Public Terminal Avatar

This is a grainy, black and white avatar, used by people who are accessing the metaverse via the cheapest public terminals.

Purchased Avatars

The next step up in Avatars is a prepackaged one. You get to choose your Avatar, and it is of higher quality. But, you have a "limited" choise of several hundred commercial avatars, and a couple of thousand "shareware" ones.

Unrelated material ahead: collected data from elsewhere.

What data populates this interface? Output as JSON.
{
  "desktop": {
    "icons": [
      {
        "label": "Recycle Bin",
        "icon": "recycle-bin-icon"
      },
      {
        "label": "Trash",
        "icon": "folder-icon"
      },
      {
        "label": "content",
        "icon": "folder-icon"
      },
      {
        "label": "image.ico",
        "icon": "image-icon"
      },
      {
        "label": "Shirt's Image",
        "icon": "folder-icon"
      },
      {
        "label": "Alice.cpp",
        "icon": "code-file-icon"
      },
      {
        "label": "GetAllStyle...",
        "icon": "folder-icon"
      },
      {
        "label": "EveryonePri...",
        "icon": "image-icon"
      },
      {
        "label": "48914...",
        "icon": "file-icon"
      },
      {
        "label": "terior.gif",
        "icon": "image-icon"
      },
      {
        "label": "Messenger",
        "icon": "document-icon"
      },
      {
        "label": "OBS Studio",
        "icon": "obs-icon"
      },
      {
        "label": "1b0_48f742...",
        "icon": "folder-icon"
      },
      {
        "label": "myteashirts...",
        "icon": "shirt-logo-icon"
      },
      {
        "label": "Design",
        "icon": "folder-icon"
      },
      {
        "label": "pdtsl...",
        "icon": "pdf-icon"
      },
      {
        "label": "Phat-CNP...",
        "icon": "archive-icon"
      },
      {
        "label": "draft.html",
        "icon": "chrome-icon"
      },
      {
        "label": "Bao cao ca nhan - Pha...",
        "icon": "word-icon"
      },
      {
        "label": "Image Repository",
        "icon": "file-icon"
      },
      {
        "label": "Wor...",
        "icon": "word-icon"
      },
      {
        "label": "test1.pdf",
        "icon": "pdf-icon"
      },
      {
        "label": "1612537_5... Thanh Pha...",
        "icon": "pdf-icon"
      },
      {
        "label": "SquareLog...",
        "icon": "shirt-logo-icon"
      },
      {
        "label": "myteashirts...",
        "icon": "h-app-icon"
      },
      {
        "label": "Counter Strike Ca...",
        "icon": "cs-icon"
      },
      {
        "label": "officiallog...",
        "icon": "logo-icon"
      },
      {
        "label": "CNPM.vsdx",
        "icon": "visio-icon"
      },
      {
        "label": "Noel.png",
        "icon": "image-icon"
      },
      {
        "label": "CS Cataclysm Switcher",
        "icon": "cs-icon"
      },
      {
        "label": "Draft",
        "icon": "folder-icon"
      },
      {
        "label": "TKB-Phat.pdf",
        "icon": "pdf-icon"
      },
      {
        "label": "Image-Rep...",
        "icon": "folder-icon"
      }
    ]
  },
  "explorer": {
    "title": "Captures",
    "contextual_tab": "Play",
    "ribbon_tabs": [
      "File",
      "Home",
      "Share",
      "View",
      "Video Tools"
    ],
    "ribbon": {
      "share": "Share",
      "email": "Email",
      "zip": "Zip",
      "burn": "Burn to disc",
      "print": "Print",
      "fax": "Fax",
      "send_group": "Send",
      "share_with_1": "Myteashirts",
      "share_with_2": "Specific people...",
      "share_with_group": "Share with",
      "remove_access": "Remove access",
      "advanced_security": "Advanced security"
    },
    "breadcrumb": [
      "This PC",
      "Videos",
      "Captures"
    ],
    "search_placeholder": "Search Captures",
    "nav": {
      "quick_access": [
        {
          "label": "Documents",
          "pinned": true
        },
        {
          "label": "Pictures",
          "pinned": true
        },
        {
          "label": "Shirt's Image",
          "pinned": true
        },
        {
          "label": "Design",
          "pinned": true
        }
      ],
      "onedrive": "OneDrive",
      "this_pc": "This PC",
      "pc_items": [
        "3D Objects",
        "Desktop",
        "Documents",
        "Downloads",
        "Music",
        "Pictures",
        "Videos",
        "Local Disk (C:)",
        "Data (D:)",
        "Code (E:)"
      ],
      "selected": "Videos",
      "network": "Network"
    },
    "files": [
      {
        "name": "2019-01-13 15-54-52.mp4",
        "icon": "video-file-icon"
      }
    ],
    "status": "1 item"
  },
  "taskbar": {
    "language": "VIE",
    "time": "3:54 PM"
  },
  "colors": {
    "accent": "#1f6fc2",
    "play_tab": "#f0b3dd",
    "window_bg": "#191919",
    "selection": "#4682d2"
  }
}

Below are a couple of the most popular and most representitive:

Brandy and Clint

Barbie and Ken

The toys from the last century.

Blobo

This avatar looks like the pilbury doughboy. It is made out of easy to render polygons, which is kind of nerdy. It is, however fast and higher rez than other avatars in the same price/computation range.

Elvis

He lives, as an avatar.

Crash Test Dummy

Avatar Toolkits

The next step up from a purchased Avatar is one made from a commercially available kit. Any skilled person could do that, but typcially a programmer would be hired to do this work. Typically, there is lots of appearance controls, and a little control over capabilities and resource allocation.

Media Star Kit

This popular series of kits can be used to create most media starts from the last 50 years. There are five kits in the series: teenage women, teenage men, young women, young men, and mature men. (There are not enough mature women media starts to make a kit. :-)

Real Person Kit

Many people want an avatar which looks like they look in real life. This kit provides many pieces of a human body, with many skin tones, and lots of clothing to put over it.

Custom Avatars

The high end avatar is a custom one, created to a personal desire. There is no limit to the creativity here, except for money and time.

Avatar Rules

Rules covering avatars are enforced by the software which implements the metaverse. You just can't beat it, without having inside knowledge of the metaverse. Rules on avatars cover specific parts of the metaverse, not the whole thing. Private parts of the metaverse can have any rules, or no rules.

Public areas generally have two rules: your avatar can not be taller than you are, and your avatar can not be bigger around than you are. There are also "speed limits" of sorts, which keep avatars moving only slightly faster than realistic.